Il n'existe pas de spécifications tarifaires contractuelles pour l'assurance complémentaire privée pour soins dentaires, qui est souvent proposée par les caisses d'assurance maladie, et le tarif patient privé s'applique à la facturation des prestations dentaires au patient.

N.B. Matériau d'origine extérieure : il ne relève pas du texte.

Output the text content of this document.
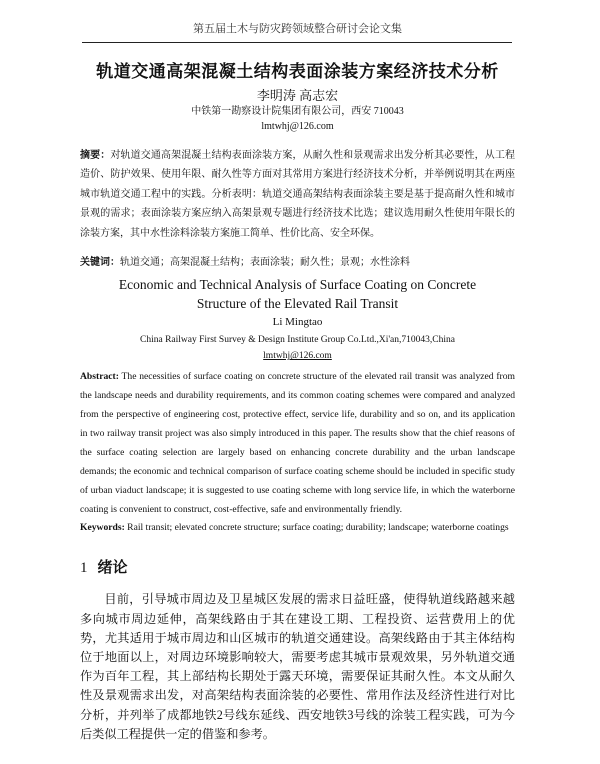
第五届土木与防灾跨领域整合研讨会论文集
轨道交通高架混凝土结构表面涂装方案经济技术分析
李明涛 高志宏
中铁第一勘察设计院集团有限公司，西安 710043
lmtwhj@126.com
摘要：对轨道交通高架混凝土结构表面涂装方案，从耐久性和景观需求出发分析其必要性，从工程造价、防护效果、使用年限、耐久性等方面对其常用方案进行经济技术分析，并举例说明其在两座城市轨道交通工程中的实践。分析表明：轨道交通高架结构表面涂装主要是基于提高耐久性和城市景观的需求；表面涂装方案应纳入高架景观专题进行经济技术比选；建议选用耐久性使用年限长的涂装方案，其中水性涂料涂装方案施工简单、性价比高、安全环保。
关键词：轨道交通；高架混凝土结构；表面涂装；耐久性；景观；水性涂料
Economic and Technical Analysis of Surface Coating on Concrete Structure of the Elevated Rail Transit
Li Mingtao
China Railway First Survey & Design Institute Group Co.Ltd.,Xi'an,710043,China
lmtwhj@126.com
Abstract: The necessities of surface coating on concrete structure of the elevated rail transit was analyzed from the landscape needs and durability requirements, and its common coating schemes were compared and analyzed from the perspective of engineering cost, protective effect, service life, durability and so on, and its application in two railway transit project was also simply introduced in this paper. The results show that the chief reasons of the surface coating selection are largely based on enhancing concrete durability and the urban landscape demands; the economic and technical comparison of surface coating scheme should be included in specific study of urban viaduct landscape; it is suggested to use coating scheme with long service life, in which the waterborne coating is convenient to construct, cost-effective, safe and environmentally friendly.
Keywords: Rail transit; elevated concrete structure; surface coating; durability; landscape; waterborne coatings
1 绪论
目前，引导城市周边及卫星城区发展的需求日益旺盛，使得轨道线路越来越多向城市周边延伸，高架线路由于其在建设工期、工程投资、运营费用上的优势，尤其适用于城市周边和山区城市的轨道交通建设。高架线路由于其主体结构位于地面以上，对周边环境影响较大，需要考虑其城市景观效果，另外轨道交通作为百年工程，其上部结构长期处于露天环境，需要保证其耐久性。本文从耐久性及景观需求出发，对高架结构表面涂装的必要性、常用作法及经济性进行对比分析，并列举了成都地铁2号线东延线、西安地铁3号线的涂装工程实践，可为今后类似工程提供一定的借鉴和参考。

Les assurances complémentaires du secteur de base/semi-privé/privé de la LCA refusent souvent de payer le supplément pour les patients ayant une assurance complémentaire de la LCA au motif que l'assurance de base de l'AI/UV/MV ou de l'OKP avec le tarif Tarmed ou SSO ou le DRG suisse couvre déjà tous les coûts et qu'aucune prestation supplémentaire n'a été fournie.
En outre, l'arrêt du Tribunal fédéral, qui confirme un supplément de frais dans le domaine des contrats d'assurance (VVG), n'est pas applicable aux actes dentaires facturés selon le tarif SSO.
Dans un cas de retrait de matériel d'ostéosynthèse, l'assureur a fait valoir que « en raison des dispositions contractuelles et légales, les soins dentaires, qui sont couverts par l'assurance maladie en tant que prestation obligatoire au titre de l'assurance maladie obligatoire, devraient être facturés selon le SSO. tarif. Selon le tarif, le numéro tarifaire 4335 se limite au traitement des fractures. Il ressort clairement du tarif que les prestations des chapitres « Traitement des fractures » et « Ostéosynthèse » ne peuvent pas être combinées. Les questions relatives au remboursement des frais d'une prestation demandée restent - comme auparavant et définitivement - réglées par la loi et exclusivement de la compétence du médecin-conseil et de la caisse d'assurance maladie. Ils sont conscients que le tarif du SSO est obsolète et ne répond plus aux exigences actuelles, mais il est toujours valable et contraignant pour les membres du SSO.